La position officielle transmise par la législation fiscale

Tout d’abord, l’article 244 quater B du Code Général des Impôts, qui est l’article de référence absolu en ce qui concerne la réglementation fiscale, indique que les dépenses de recherche ouvrant droit au crédit d’impôt sont :

  • Les dotations aux amortissements des immobilisations, créées ou acquises à l’état neuf et affectées directement à la réalisation d’opérations de recherche scientifique et technique
  • Les dépenses de personnel afférentes aux chercheurs et techniciens de recherche directement et exclusivement affectés à ces opérations
  • Les autres dépenses de fonctionnement exposées
  • Mais également, les dépenses exposées pour « la réalisation d’opérations de même nature » confiées à :
    • Des organismes de recherche publics
    • Des organismes de recherche privés agréés

Nous remarquons un manque de clarté dans la loi, qui s’exprime de manière assez brève sur l’intégration de la sous-traitance. Nous pouvons tout de même interpréter que « les opérations de même nature » signifie que les opérations éligibles traitées en interne sont identiques aux opérations éligibles sous-traitées.

Pour approfondir la question, la doctrine administrative du Bulletin Officiel des Finances Publiques et de l’Impôt (BOI-BIC-RICI-10-10-20-30-20170405) nous apporte quelques précisions supplémentaires. Elle indique ainsi que les dépenses exposées pour la réalisation d’opérations de recherche, confiées à des organismes de recherche publics, des organismes privés agréés ou à des experts scientifiques ou techniques agréés, sont retenues pour déterminer la base du crédit d’impôt. Sur ce point, cela n’apprend rien de plus que dans le CGI, hormis la prise en compte « d’experts scientifiques » indépendants comme sous-traitants.

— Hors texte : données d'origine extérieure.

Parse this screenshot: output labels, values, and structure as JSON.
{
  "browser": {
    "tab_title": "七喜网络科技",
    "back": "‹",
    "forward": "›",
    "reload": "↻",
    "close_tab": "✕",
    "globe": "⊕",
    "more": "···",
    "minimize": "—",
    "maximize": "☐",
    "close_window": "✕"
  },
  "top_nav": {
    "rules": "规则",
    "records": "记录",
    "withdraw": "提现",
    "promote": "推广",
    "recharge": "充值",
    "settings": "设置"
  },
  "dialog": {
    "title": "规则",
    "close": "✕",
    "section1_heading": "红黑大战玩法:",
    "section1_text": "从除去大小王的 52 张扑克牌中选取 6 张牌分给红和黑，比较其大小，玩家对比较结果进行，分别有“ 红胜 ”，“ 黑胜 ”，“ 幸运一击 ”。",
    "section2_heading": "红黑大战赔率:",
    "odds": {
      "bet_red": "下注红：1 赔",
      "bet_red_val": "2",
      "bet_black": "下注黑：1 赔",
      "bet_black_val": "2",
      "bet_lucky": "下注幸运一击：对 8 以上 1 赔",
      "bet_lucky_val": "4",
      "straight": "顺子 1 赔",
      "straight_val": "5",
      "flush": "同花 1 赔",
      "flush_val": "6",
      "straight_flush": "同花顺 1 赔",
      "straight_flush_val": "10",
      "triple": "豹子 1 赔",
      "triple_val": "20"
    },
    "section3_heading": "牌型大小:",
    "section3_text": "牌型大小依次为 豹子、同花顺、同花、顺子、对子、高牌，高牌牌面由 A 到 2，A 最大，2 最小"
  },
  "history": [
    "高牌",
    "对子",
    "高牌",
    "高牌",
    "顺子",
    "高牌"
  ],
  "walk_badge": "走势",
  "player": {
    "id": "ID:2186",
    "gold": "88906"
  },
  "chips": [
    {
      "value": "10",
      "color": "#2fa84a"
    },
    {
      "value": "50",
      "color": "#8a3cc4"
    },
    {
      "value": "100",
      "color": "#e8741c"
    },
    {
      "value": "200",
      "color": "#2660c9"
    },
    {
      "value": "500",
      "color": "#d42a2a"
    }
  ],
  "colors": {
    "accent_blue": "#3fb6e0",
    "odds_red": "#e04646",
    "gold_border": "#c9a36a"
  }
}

Par ailleurs, plus loin dans le texte, nous lisons :

« dès lors qu’un projet est qualifié de projet de R&D, l’ensemble des opérations nécessaires à sa réalisation est considéré comme de la R&D, y compris dans le cas où ces opérations, si elles étaient prises isolément, ne constitueraient pas de la R&D » (BOI-BIC-RICI-10-10-10-20-20161102, §310).

Ce point précis divise beaucoup les entreprises déclarantes ainsi que leurs accompagnants, car il est sujet à plusieurs interprétations possibles, y compris quand il est question d’intégrer la sous-traitance au CIR.
En tant que cabinet de conseil référencé, et avec près de 120 assistances à contrôles fiscaux, nous connaissons bien les attendus de l’administration fiscale. À ce titre, nous portons le regard suivant sur la question : le ministère de la recherche et l’administration fiscale ne peuvent pas séquencer artificiellement un projet global de CIR pour exclure des phases intrinsèquement liées au projet global et ce, même si isolément ces phases n’auraient pas été éligibles. Si en revanche, les phases sont de toute évidence « détachables » du projet d’ensemble et ne remplissent pas les conditions d’éligibilité (par exemple, les études techniques préparatoires de faisabilité), ces dernières peuvent être exclues par le ministère de la recherche et l’administration fiscale.

Dans le cas de la sous-traitance, cela soulève beaucoup d’interrogations quant aux dépenses réellement intégrables dans l’assiette du CIR. Nous avons en mémoire l’expertise réalisée par le MESRI à l’occasion du contrôle fiscal de l’un de nos clients. L’expert mandaté pointait le fait que des opérations de R&D nécessitant des compétences qui existent déjà dans la société déclarante ne peuvent pas être sous-traitées dans le cadre du CIR. De même que des opérations de R&D réalisées par du personnel détaché et mis à la disposition de la société déclarante ne peuvent pas être prises en compte comme de la sous-traitance.

Ce qu’a soulevé la jurisprudence de la SARL Biotek Agriculture

Le 23 mars 2017, les juges de la CAA de Nancy se sont exprimés sur l’éligibilité au CIR de travaux effectués par la société BIOTEK Agriculture, prestataire de service en expérimentation de produits destinés à l’agriculture.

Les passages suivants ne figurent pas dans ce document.